Madeleine Axford

Personal information
- Born: 28 March 2003 (age 23) Bedford, England

Sport
- Sport: Field hockey
- Position: Midfield
- Club: University of Nottingham

National team
- Years: Team / Caps / Goals
- 2022–2023: England U–21 / 20 / (4)
- 2025–: England / 2 / (0)

Medal record
Women's field hockey
Representing England
FIH Junior World Cup
| Bronze medal – third place | 2022 Potchefstroom | Team |

= Madeleine Axford =

English field hockey player (born 2003)

Madeleine 'Maddie' Axford (born 28 March 2003) is a field hockey player from England.

==Personal life==
Madeleine Axford was born and raised in Bedford, England. She is the youngest of three siblings, with her brother, Charlie, and sister, Kate, also playing field hockey at a junior level for England.

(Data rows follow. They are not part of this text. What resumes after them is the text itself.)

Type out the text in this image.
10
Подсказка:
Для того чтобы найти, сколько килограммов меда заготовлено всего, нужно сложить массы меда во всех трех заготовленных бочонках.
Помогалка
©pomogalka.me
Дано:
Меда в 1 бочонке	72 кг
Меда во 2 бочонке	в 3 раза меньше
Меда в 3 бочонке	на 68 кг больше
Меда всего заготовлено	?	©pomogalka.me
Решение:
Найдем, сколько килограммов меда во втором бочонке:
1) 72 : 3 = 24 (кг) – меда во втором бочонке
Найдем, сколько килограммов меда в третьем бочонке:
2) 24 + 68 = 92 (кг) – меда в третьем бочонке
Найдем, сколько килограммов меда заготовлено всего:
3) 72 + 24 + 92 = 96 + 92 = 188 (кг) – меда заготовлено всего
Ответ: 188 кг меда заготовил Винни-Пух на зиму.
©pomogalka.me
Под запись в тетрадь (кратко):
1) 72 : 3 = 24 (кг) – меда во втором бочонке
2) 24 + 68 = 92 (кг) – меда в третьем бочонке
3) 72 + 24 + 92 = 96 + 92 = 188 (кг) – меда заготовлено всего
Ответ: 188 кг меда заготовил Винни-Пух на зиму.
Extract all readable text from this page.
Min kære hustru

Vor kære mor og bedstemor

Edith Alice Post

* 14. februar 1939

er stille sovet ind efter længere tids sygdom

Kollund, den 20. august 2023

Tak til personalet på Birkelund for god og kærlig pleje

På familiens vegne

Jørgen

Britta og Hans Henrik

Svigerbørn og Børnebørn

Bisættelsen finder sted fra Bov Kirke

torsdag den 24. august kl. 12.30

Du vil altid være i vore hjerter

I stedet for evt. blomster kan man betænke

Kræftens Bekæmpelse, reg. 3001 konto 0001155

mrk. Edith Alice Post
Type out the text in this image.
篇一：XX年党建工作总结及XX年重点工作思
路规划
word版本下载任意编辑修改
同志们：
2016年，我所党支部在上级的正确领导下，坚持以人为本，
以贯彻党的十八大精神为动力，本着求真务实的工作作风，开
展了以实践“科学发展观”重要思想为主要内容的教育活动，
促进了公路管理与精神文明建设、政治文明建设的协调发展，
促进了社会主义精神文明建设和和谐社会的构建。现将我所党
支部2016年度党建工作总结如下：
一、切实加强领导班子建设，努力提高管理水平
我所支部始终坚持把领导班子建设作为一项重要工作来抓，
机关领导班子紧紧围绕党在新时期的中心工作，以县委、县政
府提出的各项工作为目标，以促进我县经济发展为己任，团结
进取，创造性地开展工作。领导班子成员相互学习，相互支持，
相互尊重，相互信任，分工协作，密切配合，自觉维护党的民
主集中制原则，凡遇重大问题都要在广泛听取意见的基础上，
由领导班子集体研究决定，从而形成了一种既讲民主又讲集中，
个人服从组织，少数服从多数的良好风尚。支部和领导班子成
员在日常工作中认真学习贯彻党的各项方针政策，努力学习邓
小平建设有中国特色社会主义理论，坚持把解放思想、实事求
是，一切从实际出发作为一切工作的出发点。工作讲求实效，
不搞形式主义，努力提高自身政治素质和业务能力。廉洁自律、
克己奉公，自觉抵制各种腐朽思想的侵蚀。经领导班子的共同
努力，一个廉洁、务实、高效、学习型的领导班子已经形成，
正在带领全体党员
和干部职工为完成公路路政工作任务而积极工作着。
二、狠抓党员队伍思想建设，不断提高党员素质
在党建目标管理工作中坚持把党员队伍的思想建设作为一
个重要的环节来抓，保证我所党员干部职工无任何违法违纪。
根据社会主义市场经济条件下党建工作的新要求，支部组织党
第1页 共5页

She currently studies at the University of Nottingham, and is an alumnus of Bedford Girls' School.

==Career==
===Under–21===
In 2021, Axford was named in the England U–21 squad for the FIH Junior World Cup in Potchefstroom. Due to the COVID-19 pandemic, the competition was later postponed resulting in squad changes, however Axford retained her place in the side. At the delayed event, she helped the team to England's first ever bronze medal. Later that year she represented the team again at the EuroHockey U–21 Championship in Ghent.

In 2023, Axford represented the English U–21 side again. She featured in the fourth-place finish at the FIH Junior World Cup in Santiago.

===Senior national squad===
Axford received her maiden call up to the senior national squad in early 2025. She travelled with the team to India for the second away leg of the 2024–25 FIH Pro League. She earned her first international cap during a match against India in Bhubaneswar.